After six to ten FreshEyes Reviews and / or PostMortems, we nearly always begin to see patterns emerge. Our transcriptionists often detect them even before we, as interviewers, do. Often the trends highlight significant strengths – the things we want to help our clients do more of – and facilitate spreading throughout the company. Sometimes they point to systemic weaknesses or oversights that need shoring up. From time to time they give important insights to competitive strategy. Occasionally they uncover important market opportunities our client hasn’t been attuned to. Without fail, if it’s a pattern, it’s important.
These patterns and trends are ‘big picture’ feedback that goes well beyond any one particular account. They represent important inputs for senior management to base an array of strategic decisions. Accordingly, after a representative sampling of interviews, we gather the executives together and formally report on these patterns. The presentations we make to management and the discussions we lead are called “Common Threads & Common Threats”.

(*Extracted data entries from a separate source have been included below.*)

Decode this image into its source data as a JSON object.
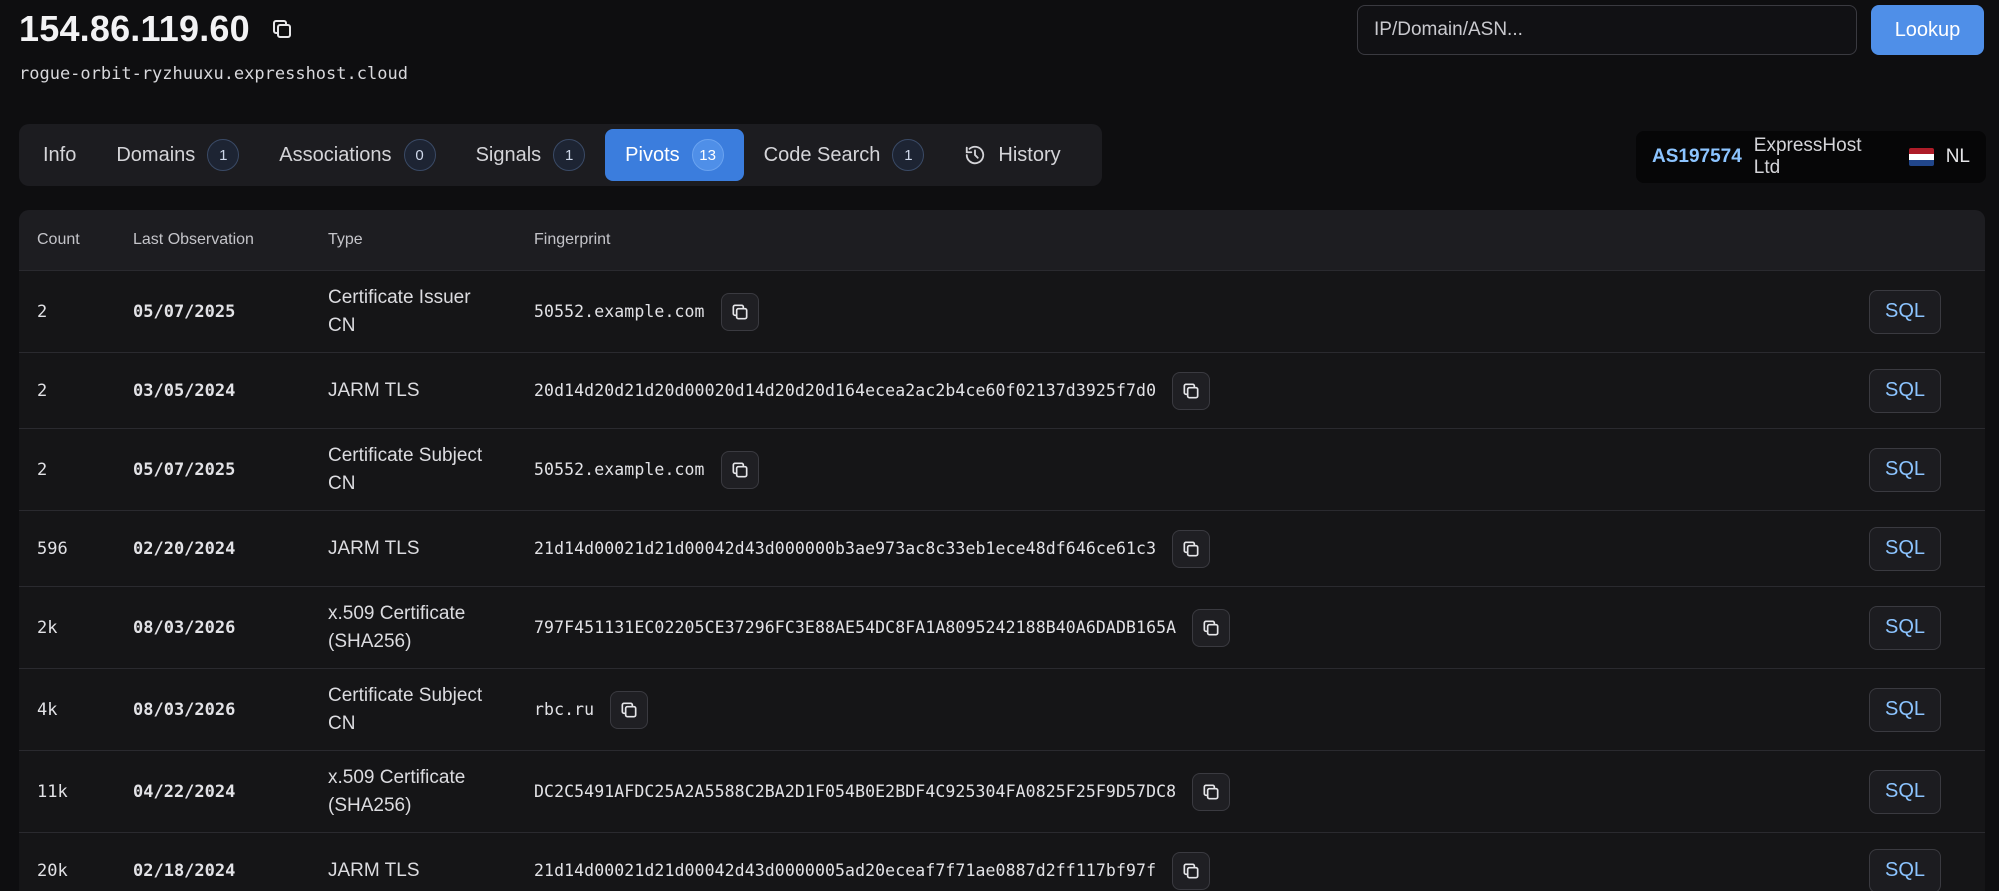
{
  "header": {
    "ip": "154.86.119.60",
    "hostname": "rogue-orbit-ryzhuuxu.expresshost.cloud"
  },
  "search": {
    "placeholder": "IP/Domain/ASN...",
    "value": "",
    "button_label": "Lookup"
  },
  "tabs": [
    {
      "label": "Info",
      "count": null
    },
    {
      "label": "Domains",
      "count": "1"
    },
    {
      "label": "Associations",
      "count": "0"
    },
    {
      "label": "Signals",
      "count": "1"
    },
    {
      "label": "Pivots",
      "count": "13",
      "active": true
    },
    {
      "label": "Code Search",
      "count": "1"
    },
    {
      "label": "History",
      "count": null,
      "icon": "history-icon"
    }
  ],
  "asn": {
    "number": "AS197574",
    "org": "ExpressHost Ltd",
    "country": "NL",
    "flag_colors": [
      "#ae1c28",
      "#ffffff",
      "#21468b"
    ]
  },
  "table": {
    "headers": [
      "Count",
      "Last Observation",
      "Type",
      "Fingerprint"
    ],
    "sql_label": "SQL",
    "rows": [
      {
        "count": "2",
        "date": "05/07/2025",
        "type": [
          "Certificate Issuer",
          "CN"
        ],
        "fingerprint": "50552.example.com"
      },
      {
        "count": "2",
        "date": "03/05/2024",
        "type": [
          "JARM TLS"
        ],
        "fingerprint": "20d14d20d21d20d00020d14d20d20d164ecea2ac2b4ce60f02137d3925f7d0"
      },
      {
        "count": "2",
        "date": "05/07/2025",
        "type": [
          "Certificate Subject",
          "CN"
        ],
        "fingerprint": "50552.example.com"
      },
      {
        "count": "596",
        "date": "02/20/2024",
        "type": [
          "JARM TLS"
        ],
        "fingerprint": "21d14d00021d21d00042d43d000000b3ae973ac8c33eb1ece48df646ce61c3"
      },
      {
        "count": "2k",
        "date": "08/03/2026",
        "type": [
          "x.509 Certificate",
          "(SHA256)"
        ],
        "fingerprint": "797F451131EC02205CE37296FC3E88AE54DC8FA1A8095242188B40A6DADB165A"
      },
      {
        "count": "4k",
        "date": "08/03/2026",
        "type": [
          "Certificate Subject",
          "CN"
        ],
        "fingerprint": "rbc.ru"
      },
      {
        "count": "11k",
        "date": "04/22/2024",
        "type": [
          "x.509 Certificate",
          "(SHA256)"
        ],
        "fingerprint": "DC2C5491AFDC25A2A5588C2BA2D1F054B0E2BDF4C925304FA0825F25F9D57DC8"
      },
      {
        "count": "20k",
        "date": "02/18/2024",
        "type": [
          "JARM TLS"
        ],
        "fingerprint": "21d14d00021d21d00042d43d0000005ad20eceaf7f71ae0887d2ff117bf97f"
      }
    ]
  },
  "icons": {
    "copy": "copy-icon",
    "history": "history-icon"
  }
}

The data is powerful because we are able to offer succinct statements highlighting the observation we are making that describes the pattern, then support it with actual interview quotes lifted from the transcripts. Taken alongside other information available to them from internal feedback, market research, and other surveys, this can help guide sound decision-making. Our clients value it highly – and they should – it’s the authentic voice of their own customers – and not just once, but clearly trending.
The effectives uses of this data are still not over. If you refer back to the Clients for Life® client retention process chart (see Chapter 3 “A Formal Process For Retaining Clients”), you’ll note that Common Threads and Common Threats cycle back to the elements of Senior Management Strategy. Specifically, Common Threats – those trends that consistently imperil our business, should be considered in Lessons Learned such that all our people understand the things that consistently threaten our business. Common Threads is equally valuable input to Right Clients Right Terms®.
In this way, Clients for Life is ever evolving in its ability to respond to changes in the marketplace and the competitive landscape. As such, it represents the only end-to-end comprehensive formal process really helping you keep the clients that you have worked so hard to get. Now that’s a trend we can definitely live with — and profit from.